Pela minha experiência, tendo vivido a crise do setor em 2018, demonstra-se que a autorregulação não foi suficiente; muitas pessoas foram enganadas. À medida que a regulamentação foi sendo implementada, a indústria começou a consolidar-se. É curioso, porque a indústria cripto evoluiu de forma contrária ao que costuma acontecer em outros setores financeiros: quando nasce um produto ou serviço, normalmente vem de cima para baixo, com o apoio institucional, e depois se expande no âmbito retail. No mundo cripto foi ao contrário, e as instituições foram aceitando-o aos poucos. No entanto, acredito firmemente que a regulamentação é fundamental para que o setor cresça e escale.
Pergunta: Suponhamos que quero desenvolver-me como profissional no mundo do cumprimento normativo, especializado em criptomoedas, que conselho me daria?
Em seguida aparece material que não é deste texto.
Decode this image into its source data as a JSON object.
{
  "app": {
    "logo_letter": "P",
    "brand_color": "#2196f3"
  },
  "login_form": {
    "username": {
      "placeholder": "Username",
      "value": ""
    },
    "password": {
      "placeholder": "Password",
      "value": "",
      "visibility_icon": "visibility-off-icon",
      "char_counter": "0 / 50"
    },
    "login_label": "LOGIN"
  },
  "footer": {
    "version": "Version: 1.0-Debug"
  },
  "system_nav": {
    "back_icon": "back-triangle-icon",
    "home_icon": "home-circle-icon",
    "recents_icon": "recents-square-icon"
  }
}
É fundamental que te apaixones tanto pela tecnologia quanto pelo cumprimento normativo. É importante sujar as mãos: aprende a programar um smart contract, familiariza-te com termos como API, nós, Solidity, etc. Ter conhecimentos básicos da tecnologia é essencial. Além disso, deves formar-te em modelos de negócio e na regulamentação, e ser muito flexível. Em muitas ocasiões, é necessário desaprender para voltar a aprender. É imprescindível dar um salto quântico para entender como funciona o Bitcoin (BTC), que para mim é a base, e a partir daí, adaptar-te com o conhecimento tecnológico.
Recomendo-te inscrever-te em cursos, participar em eventos e procurar informação na internet. Hoje em dia existe muita mais informação; em 2017 era difícil até encontrar pessoas com quem trocar conhecimentos, e foi então que surgiram os meetups e a iniciativa Blockchain España, de onde emergiram grandes profissionais do setor. Agora há inúmeros programas e eventos, tanto a nível nacional como global. A formação contínua é a chave: tiras um mês de férias e, ao voltar, encontras-te com que tudo avança a uma velocidade incrível.